Older folks are especially at risk during storms and other disruptive events. According to one study, 40% of the more than 1,800 deaths attributed to Hurricane Katrina were people over the age of 70. A failed air conditioning system during Irma led to the deaths of 14 residents of a Florida nursing home. These were later ruled homicides and said to be caused by a negligent staff.
Floods during hurricanes sometimes challenge rescue workers to find and safely transport people unable to escape on their own. Even in my town on the Connecticut shoreline we have had three events in the past 10 years that kept power off and access restricted for nearly a week each time.
Pretty much any activity or event involving risk will be more dangerous for both the very young and the very old. Helping protect seniors is even more tricky since many are independent and determined to take care of themselves as they always have. The familiarity of home, even in a life-threatening storm, is not as intimidating as a municipal shelter filled with strangers. Many retirees have also likely moved away from their homes in search of better climates, leaving supportive family members thousands of miles away, a problem that is likely to get worse amid the waves of retiring baby boomers.
Further complicating the planning challenge is the aging itself. What worked for a spry 75-year-old may be impossible for the same person at 80.

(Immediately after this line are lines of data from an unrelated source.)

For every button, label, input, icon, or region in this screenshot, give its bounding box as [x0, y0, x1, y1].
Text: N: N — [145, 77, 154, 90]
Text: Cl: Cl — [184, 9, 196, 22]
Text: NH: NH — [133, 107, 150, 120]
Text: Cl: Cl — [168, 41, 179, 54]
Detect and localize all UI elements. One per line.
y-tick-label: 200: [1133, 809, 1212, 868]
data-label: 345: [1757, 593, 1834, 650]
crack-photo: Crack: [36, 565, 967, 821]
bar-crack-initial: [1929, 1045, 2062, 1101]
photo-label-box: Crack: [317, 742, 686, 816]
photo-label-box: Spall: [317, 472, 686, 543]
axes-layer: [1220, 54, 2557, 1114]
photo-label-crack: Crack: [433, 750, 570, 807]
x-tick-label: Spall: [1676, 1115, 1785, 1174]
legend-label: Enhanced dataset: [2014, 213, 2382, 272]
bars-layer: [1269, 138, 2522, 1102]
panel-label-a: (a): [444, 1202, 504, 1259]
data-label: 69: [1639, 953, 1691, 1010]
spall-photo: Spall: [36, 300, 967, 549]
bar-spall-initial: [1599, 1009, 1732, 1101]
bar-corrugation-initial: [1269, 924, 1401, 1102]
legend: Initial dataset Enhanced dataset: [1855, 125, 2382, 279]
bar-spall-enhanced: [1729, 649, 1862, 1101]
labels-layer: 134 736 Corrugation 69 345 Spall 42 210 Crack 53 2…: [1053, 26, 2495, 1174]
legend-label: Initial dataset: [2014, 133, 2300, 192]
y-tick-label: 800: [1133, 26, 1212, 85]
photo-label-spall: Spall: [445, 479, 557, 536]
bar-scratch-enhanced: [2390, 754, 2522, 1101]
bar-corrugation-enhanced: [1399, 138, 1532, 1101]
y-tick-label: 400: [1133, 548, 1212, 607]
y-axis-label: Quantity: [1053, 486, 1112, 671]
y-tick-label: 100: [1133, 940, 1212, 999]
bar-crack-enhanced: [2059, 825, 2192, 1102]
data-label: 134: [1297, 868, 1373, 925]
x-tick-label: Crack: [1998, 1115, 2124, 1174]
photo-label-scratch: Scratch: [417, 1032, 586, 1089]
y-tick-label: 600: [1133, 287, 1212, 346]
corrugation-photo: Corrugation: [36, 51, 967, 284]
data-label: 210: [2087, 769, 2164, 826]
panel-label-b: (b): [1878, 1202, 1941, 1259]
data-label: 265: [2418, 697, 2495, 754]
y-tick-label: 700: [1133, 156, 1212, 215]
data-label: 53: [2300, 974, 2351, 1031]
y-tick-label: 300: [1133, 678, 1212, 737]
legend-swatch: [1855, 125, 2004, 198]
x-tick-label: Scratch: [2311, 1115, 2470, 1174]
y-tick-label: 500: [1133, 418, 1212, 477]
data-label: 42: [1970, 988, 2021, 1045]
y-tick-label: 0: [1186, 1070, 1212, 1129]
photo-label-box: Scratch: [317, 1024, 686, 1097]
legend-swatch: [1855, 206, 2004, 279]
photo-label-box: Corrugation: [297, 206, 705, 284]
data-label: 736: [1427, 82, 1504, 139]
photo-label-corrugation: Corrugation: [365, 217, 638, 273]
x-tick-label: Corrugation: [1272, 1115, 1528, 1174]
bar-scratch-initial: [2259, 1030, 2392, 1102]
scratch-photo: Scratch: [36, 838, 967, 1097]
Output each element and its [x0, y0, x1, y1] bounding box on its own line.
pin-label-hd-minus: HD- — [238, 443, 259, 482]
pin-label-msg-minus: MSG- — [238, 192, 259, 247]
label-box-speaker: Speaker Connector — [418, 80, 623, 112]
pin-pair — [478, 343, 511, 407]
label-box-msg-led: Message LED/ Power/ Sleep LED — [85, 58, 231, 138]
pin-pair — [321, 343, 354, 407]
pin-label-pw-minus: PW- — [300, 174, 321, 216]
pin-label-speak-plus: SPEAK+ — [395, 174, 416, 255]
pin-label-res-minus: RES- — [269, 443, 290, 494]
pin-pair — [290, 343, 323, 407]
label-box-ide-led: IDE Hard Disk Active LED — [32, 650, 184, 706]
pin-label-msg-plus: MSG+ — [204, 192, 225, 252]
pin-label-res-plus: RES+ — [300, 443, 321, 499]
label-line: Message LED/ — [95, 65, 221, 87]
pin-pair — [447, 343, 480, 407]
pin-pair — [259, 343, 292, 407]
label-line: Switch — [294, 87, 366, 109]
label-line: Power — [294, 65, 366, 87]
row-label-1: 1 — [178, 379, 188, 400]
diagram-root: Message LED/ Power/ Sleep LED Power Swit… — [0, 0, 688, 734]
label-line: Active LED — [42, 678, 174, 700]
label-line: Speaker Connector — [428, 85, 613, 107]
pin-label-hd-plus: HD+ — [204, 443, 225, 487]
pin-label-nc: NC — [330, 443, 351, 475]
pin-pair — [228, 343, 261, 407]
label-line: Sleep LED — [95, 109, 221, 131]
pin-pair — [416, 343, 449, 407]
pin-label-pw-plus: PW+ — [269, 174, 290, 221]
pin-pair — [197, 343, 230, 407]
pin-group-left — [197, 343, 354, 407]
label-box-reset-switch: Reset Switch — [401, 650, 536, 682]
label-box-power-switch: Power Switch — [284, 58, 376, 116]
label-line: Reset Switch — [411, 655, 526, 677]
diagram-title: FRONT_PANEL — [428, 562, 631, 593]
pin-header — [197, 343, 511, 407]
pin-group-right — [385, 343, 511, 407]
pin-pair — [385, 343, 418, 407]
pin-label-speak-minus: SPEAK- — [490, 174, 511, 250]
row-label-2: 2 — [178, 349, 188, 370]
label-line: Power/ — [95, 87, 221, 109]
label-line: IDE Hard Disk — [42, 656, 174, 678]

As part of any good longevity plan, most clients and their families need dynamic solutions for the risks that grow more serious with age. One of the most common risks for aging clients, of course, is driving a car, yet it’s difficult for a stubborn older driver to give up this last vestige of independence, even though the choice creates risks for others. Florida is among the top five states for pedestrian fatalities and is home to eight of the 10 riskiest cities for pedestrians. Forty-two million people aged 65 or older have driver’s licenses.
Losing cherished aspects of lifestyle, hobbies and passions can be a disheartening process. Aging is said to be a continuing and depressing process of losing your abilities if you can’t redirect your energy. The loss of independence is the greatest fear of older people, and many need support to transition to safer activities. Look around your community and think of situations where a senior would be at more risk if they continued doing some things without monitoring. In my neighborhood, chain saws, motorboats, tractors and shotguns are commonplace. Twenty-five percent of Americans age 65 and over own a firearm. One of my neighbors, now 82, has several hunting rifles and shotguns. He was always a very careful and considerate hunter, but when he moved to an assisted living facility after the death of his wife, his weaponry was stored in an unsecured garage until a neighbor reminded the family of his stash. (Don’t get me started on the risks of unsecured firearms.)
I’ve often heard the excuse from family members after some avoidable accident or tragedy involving an older person with failing judgment that the person “always used to do that” or “is pretty careful.” Reduced “executive function”—including impulse control—is the reality of an aging brain. Seniors might make decisions based on inaccurate information or take completely different actions from the ones they took just months earlier.
And there are so many available risks present in the homes of retirees—cars, stairs, mobile phones, power tools. My mom has been hospitalized for accidents in her yard clearing brush. Many of the risks could be minimized if we took more care in watching our older family members and neighbors. It really takes a village.
I think of these proactive aging plans as “seatbelt” financial planning—plans that may not be needed but are there to prevent truly devastating results. Start with your family. Can your mom get to safety?